Latest UK property buying trends

In 1960, the average first-time buyer was just 23 years old, paying a deposit of £595 on their first home. Fast forward to 2019 and first time buyers are now 30 years old paying an average deposit of around £20,000. Soaring house prices in comparison to the average wages of young adults means the millennial generation are struggling to get a firm footing on the property ladder.

Within this sector of “renty-somethings” some individuals lack the resources to raise capital for their deposit, however for others, renting is a conscious choice. They rent for short term convenience in order to facilitate a mobile lifestyle, the potential opportunity of relocating abroad or changing cities for work means they have no desire to take-on the financial commitments or responsibility of owning a home. Instead, they choose to spend their leftover income on a better lifestyle. A recent CBRE study found that millennials spend almost 50% of all disposable income on leisure – going out, non-food shopping and other non-essential items.

Renting a furnished property can limit interior design choices, meaning Generation Rent might be less likely to splurge on traditional big-ticket furniture. However, a rise of aspirational interiors cropping up on social media feeds has driven this demographic to get creative with their space. Carefully selecting interiors to create the perfect “Instagram Home” which reflects their personality. “If you look at social media and the influence of Instagram, there is an increasing focus on talking about the space we live in, even for those living in shared accommodation, we want our homes to be beautiful and reflect who we are” – Gina Coladangelo, Head of Marketing at Oliver Bonas.

ASOS has recently introduced an own-brand homeware collection.

This growing demand for affordable, aspirational interiors means Generation Rent are also shaking up the homewares market and offering new opportunities for fashion retailers. “Like fashion, interiors are a way to express personality and style” – Camilla Henriksson, Head of Marketing at H&M Home. 2018 saw several high street fashion retailers introduce their debut own-brand homeware collections, the likes of ASOS, New Look and H&M Home now sit alongside the already well established Primark, Next & ZARA Homeware ranges.

Millennials are the first truly digital natives. Rather than having to adapt, they grew up alongside the internet, and understandably it has had a large influence on how they shop. Today they make more than 54% of their purchases online as there is greater opportunity for savings and convenience. Likewise through subscriptions to online accounts whether it’s fashion, recipe boxes or Amazon Prime, they are sent personalised marketing ad’s with discount codes persuading them to make additional (unplanned) purchases.

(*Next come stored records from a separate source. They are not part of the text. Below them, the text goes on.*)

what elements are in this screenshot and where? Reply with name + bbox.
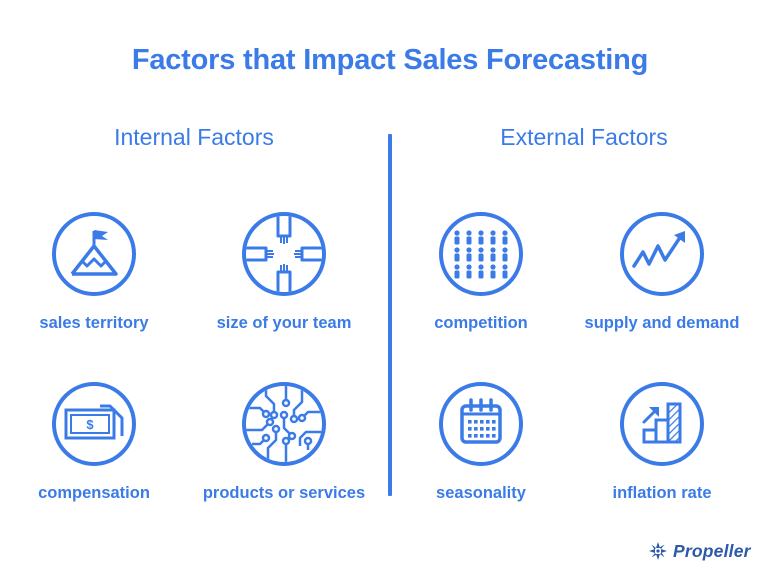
brand-logo: Propeller bbox=[648, 540, 751, 562]
person-icon bbox=[454, 264, 460, 279]
svg-text:$: $ bbox=[86, 417, 94, 432]
calendar-day-cell bbox=[468, 427, 472, 431]
factor-label: sales territory bbox=[39, 314, 149, 332]
factor-label: inflation rate bbox=[612, 484, 712, 502]
factor-label: compensation bbox=[38, 484, 150, 502]
person-icon bbox=[478, 247, 484, 262]
calendar-day-cell bbox=[474, 427, 478, 431]
person-icon bbox=[454, 247, 460, 262]
external-factors-heading: External Factors bbox=[500, 124, 668, 150]
person-icon bbox=[466, 247, 472, 262]
person-icon bbox=[478, 230, 484, 245]
factor-competition: competition bbox=[386, 212, 576, 333]
person-icon bbox=[466, 230, 472, 245]
calendar-day-cell bbox=[474, 420, 478, 424]
section-divider bbox=[388, 134, 392, 496]
calendar-day-cell bbox=[480, 420, 484, 424]
factor-label: products or services bbox=[202, 484, 366, 502]
factor-label: competition bbox=[434, 314, 528, 332]
calendar-day-cell bbox=[492, 427, 496, 431]
factor-label: size of your team bbox=[216, 314, 352, 332]
calendar-day-cell bbox=[486, 427, 490, 431]
factor-inflation-rate: inflation rate bbox=[567, 382, 757, 503]
brand-name: Propeller bbox=[673, 540, 751, 561]
dollar-bill-icon: $ bbox=[52, 382, 136, 466]
factor-sales-territory: sales territory bbox=[0, 212, 189, 333]
calendar-day-cell bbox=[474, 434, 478, 438]
crowd-icon bbox=[439, 212, 523, 296]
calendar-day-cell bbox=[486, 434, 490, 438]
rising-bars-icon bbox=[620, 382, 704, 466]
trend-arrow-icon bbox=[620, 212, 704, 296]
person-icon bbox=[466, 264, 472, 279]
person-icon bbox=[478, 264, 484, 279]
person-icon bbox=[502, 230, 508, 245]
person-icon bbox=[490, 247, 496, 262]
calendar-day-cell bbox=[492, 434, 496, 438]
person-icon bbox=[502, 247, 508, 262]
factor-seasonality: seasonality bbox=[386, 382, 576, 503]
person-icon bbox=[490, 230, 496, 245]
factor-products-or-services: products or services bbox=[189, 382, 379, 503]
person-icon bbox=[490, 264, 496, 279]
factor-size-of-team: size of your team bbox=[189, 212, 379, 333]
internal-factors-heading: Internal Factors bbox=[114, 124, 274, 150]
calendar-icon bbox=[439, 382, 523, 466]
propeller-logo-icon bbox=[649, 542, 667, 560]
person-icon bbox=[502, 264, 508, 279]
calendar-day-cell bbox=[492, 420, 496, 424]
factor-supply-and-demand: supply and demand bbox=[567, 212, 757, 333]
mountain-flag-icon bbox=[52, 212, 136, 296]
calendar-day-cell bbox=[468, 434, 472, 438]
calendar-day-cell bbox=[468, 420, 472, 424]
factor-label: seasonality bbox=[436, 484, 526, 502]
factor-label: supply and demand bbox=[584, 314, 740, 332]
calendar-day-cell bbox=[480, 434, 484, 438]
factor-compensation: $ compensation bbox=[0, 382, 189, 503]
person-icon bbox=[454, 230, 460, 245]
team-hands-icon bbox=[242, 212, 326, 296]
page-title: Factors that Impact Sales Forecasting bbox=[131, 44, 649, 76]
calendar-day-cell bbox=[486, 420, 490, 424]
circuit-icon bbox=[242, 382, 326, 466]
calendar-day-cell bbox=[480, 427, 484, 431]
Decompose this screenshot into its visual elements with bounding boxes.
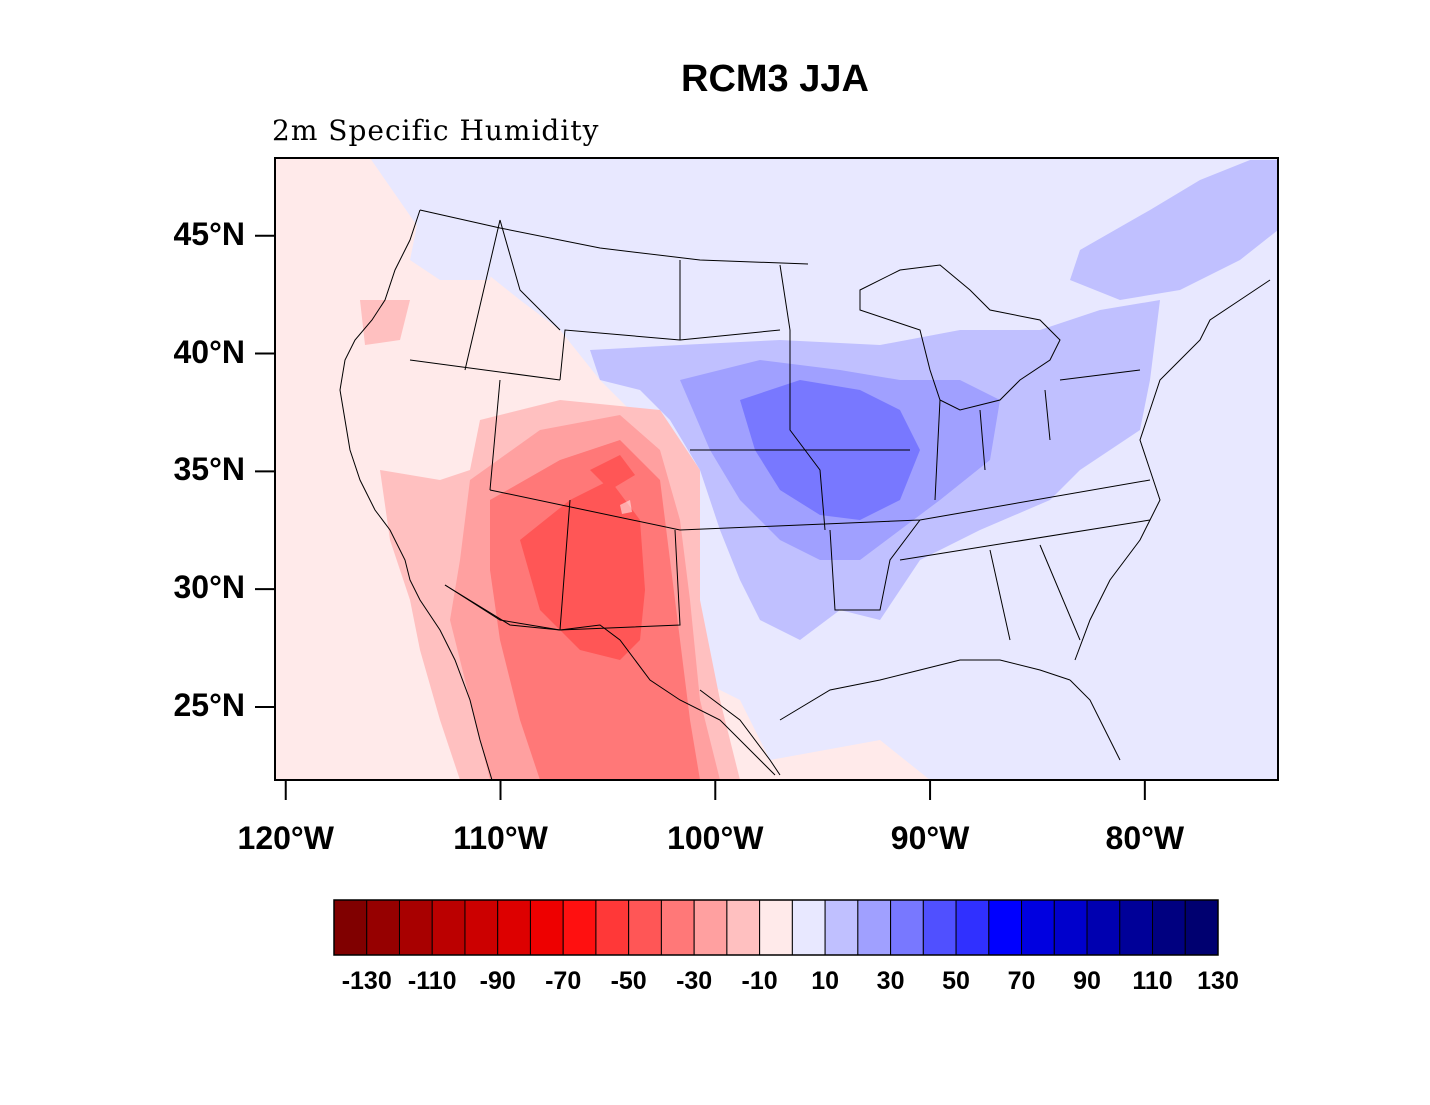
colorbar-swatch — [628, 899, 662, 956]
colorbar-swatch — [529, 899, 564, 956]
us-north-border — [419, 209, 809, 265]
colorbar-swatch — [660, 899, 695, 956]
contour-neg-10-west — [360, 300, 410, 345]
mexico-border — [444, 584, 776, 776]
figure-subtitle: 2m Specific Humidity — [272, 114, 600, 147]
colorbar-swatch — [1021, 899, 1055, 956]
east-coast — [1069, 279, 1271, 761]
colorbar — [333, 899, 1219, 956]
contour-zero-seam — [620, 500, 632, 514]
colorbar-swatch — [726, 899, 761, 956]
colorbar-swatch — [562, 899, 597, 956]
colorbar-tick-label: 90 — [1073, 967, 1101, 995]
plot-frame — [274, 157, 1279, 781]
lon-tick-label: 80°W — [1105, 820, 1185, 856]
contour-pos-10b — [410, 210, 500, 280]
colorbar-tick-label: -30 — [676, 967, 713, 995]
colorbar-tick-label: -50 — [610, 967, 647, 995]
colorbar-swatch — [1184, 899, 1219, 956]
contour-field — [275, 158, 1278, 780]
lat-tick-marks — [255, 234, 275, 708]
figure-title: RCM3 JJA — [681, 58, 869, 100]
colorbar-swatch — [922, 899, 957, 956]
colorbar-swatch — [333, 899, 368, 956]
colorbar-tick-label: 130 — [1197, 967, 1239, 995]
colorbar-swatch — [497, 899, 531, 956]
colorbar-swatch — [988, 899, 1023, 956]
colorbar-swatch — [759, 899, 793, 956]
colorbar-tick-label: 110 — [1132, 967, 1173, 995]
colorbar-swatch — [693, 899, 728, 956]
lat-tick-label: 40°N — [173, 333, 246, 370]
lat-tick-label: 25°N — [173, 686, 246, 723]
map-outlines — [339, 209, 1271, 780]
colorbar-swatch — [857, 899, 892, 956]
gulf-coast — [699, 659, 1071, 776]
colorbar-tick-label: -130 — [341, 967, 392, 995]
colorbar-swatch — [791, 899, 826, 956]
state-lines — [409, 219, 1151, 641]
colorbar-swatch — [1086, 899, 1121, 956]
colorbar-swatch — [1119, 899, 1154, 956]
colorbar-swatch — [398, 899, 433, 956]
lon-tick-label: 100°W — [667, 820, 764, 856]
contour-neg-40 — [520, 480, 645, 660]
colorbar-swatch — [955, 899, 990, 956]
colorbar-tick-label: -110 — [407, 967, 457, 995]
colorbar-swatch — [1152, 899, 1186, 956]
contour-neg-40b — [590, 455, 635, 490]
lon-tick-marks — [284, 780, 1146, 800]
colorbar-swatch — [890, 899, 924, 956]
lon-tick-label: 90°W — [890, 820, 970, 856]
contour-pos-20-ne — [1070, 160, 1278, 300]
colorbar-frame — [333, 899, 1219, 956]
lon-tick-label: 110°W — [453, 820, 548, 856]
lat-tick-label: 35°N — [173, 451, 246, 488]
colorbar-swatch — [431, 899, 466, 956]
colorbar-tick-label: 50 — [942, 967, 970, 995]
us-west-coast — [339, 209, 493, 780]
lon-tick-label: 120°W — [237, 820, 334, 856]
colorbar-swatch — [1053, 899, 1088, 956]
colorbar-swatch — [464, 899, 499, 956]
colorbar-tick-label: -10 — [741, 967, 778, 995]
colorbar-tick-label: -90 — [479, 967, 516, 995]
colorbar-swatch — [595, 899, 630, 956]
great-lakes-outline — [859, 264, 1061, 411]
colorbar-swatch — [824, 899, 859, 956]
colorbar-tick-label: 10 — [811, 967, 840, 995]
colorbar-tick-label: 70 — [1007, 967, 1036, 995]
lat-tick-label: 45°N — [173, 215, 246, 252]
colorbar-tick-label: 30 — [876, 967, 905, 995]
colorbar-swatch — [366, 899, 400, 956]
lat-tick-label: 30°N — [173, 569, 246, 606]
colorbar-tick-label: -70 — [545, 967, 582, 995]
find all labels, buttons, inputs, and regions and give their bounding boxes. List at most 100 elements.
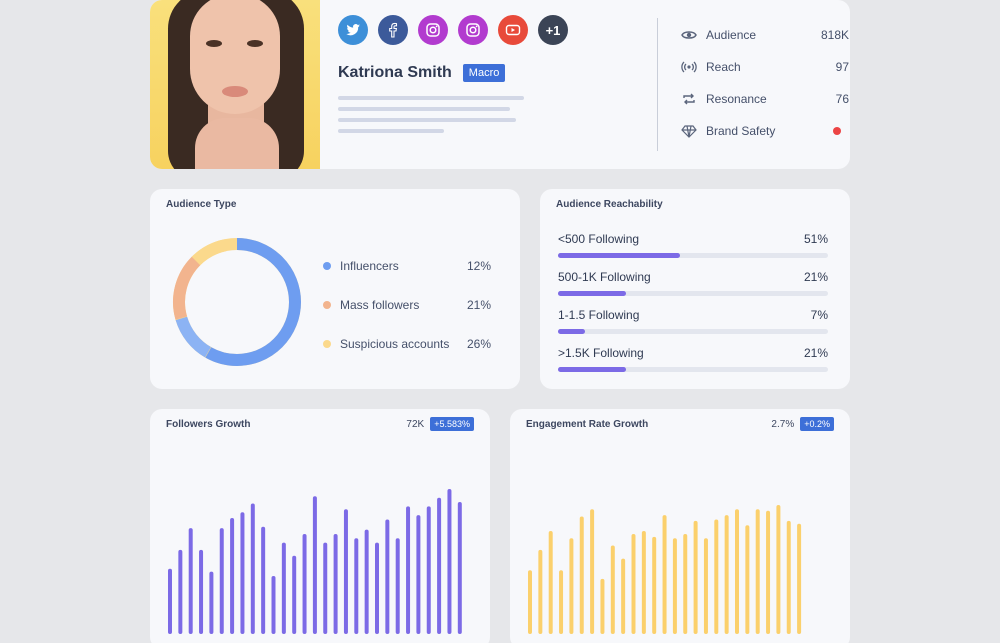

More recently a new service is swaying Millennials to go online as a host of retailers now offer “Buy Now Pay Later”. Swedish firm Klarna, who work with online retailers such as ASOS, Topshop and JD Sports will offer a pay later service of between 14-30 days. For cash strapped millennials this removes one of the biggest obstacles to online shopping – waiting for returns to be credited.

Another trend which has evolved with Generation Rent is the “Sharing Economy” set to be worth £255 billion by 2025, it allows today’s Millennials to enjoy the benefits of owning without the cost of buying. They have instant rental access to everything they need, including entertainment from Spotify or Netflix, city stays from AirBnB, designer clothes from FrontRow and even rentable pets from “BorrowMyDoggy”.

BorrowMyDoggy brings together a large dog-loving community of owners and borrowers.

For these individuals ownership is no longer a priority, their biggest priority is having freedom to travel and not be burdened by too many assets. This growing trend has triggered some of the big furniture brands to move away from purely targeting homeowners and instead tap into the growing rental market. Furniture giant IKEA recently launched a range designed specifically for Millennial renters, consisting of customisable and versatile furniture in an array of colours for use indoor or outdoor. The intention was to help renters add personality to their homes whatever size or shape they may be.

Feather Furniture is another brand waking up to the opportunity the rental market presents. The subscription-based furniture company launched in the US last year with a mission to remove pain-points, cost and waste associated with renting a home. They offer a very reasonable service (approx. $150 per month for a full bedroom and living room set), and also allow residents to switch pieces for different styles each time they move.

Another driving force behind Millennials buying decisions is the environmental impact of their purchase. The new generation are more sustainability-conscious than their parents, and are eager to demonstrate this, 75% of millennials are willing to pay extra for sustainable products meaning retailers who can demonstrate their commitment to sustainability will benefit from positive social reach within this group.

It’s estimated that by 2025, millennials will represent 75% of the workforce, meaning their disposable income is on the rise. Their spending habits will become more influential with time, as will the drive for products and services that match their expectations as consumers. Retailers need to wake up to these trends if they want to stay competitive and reach out to their Millennial customer who inevitably holds all of the future purchasing power.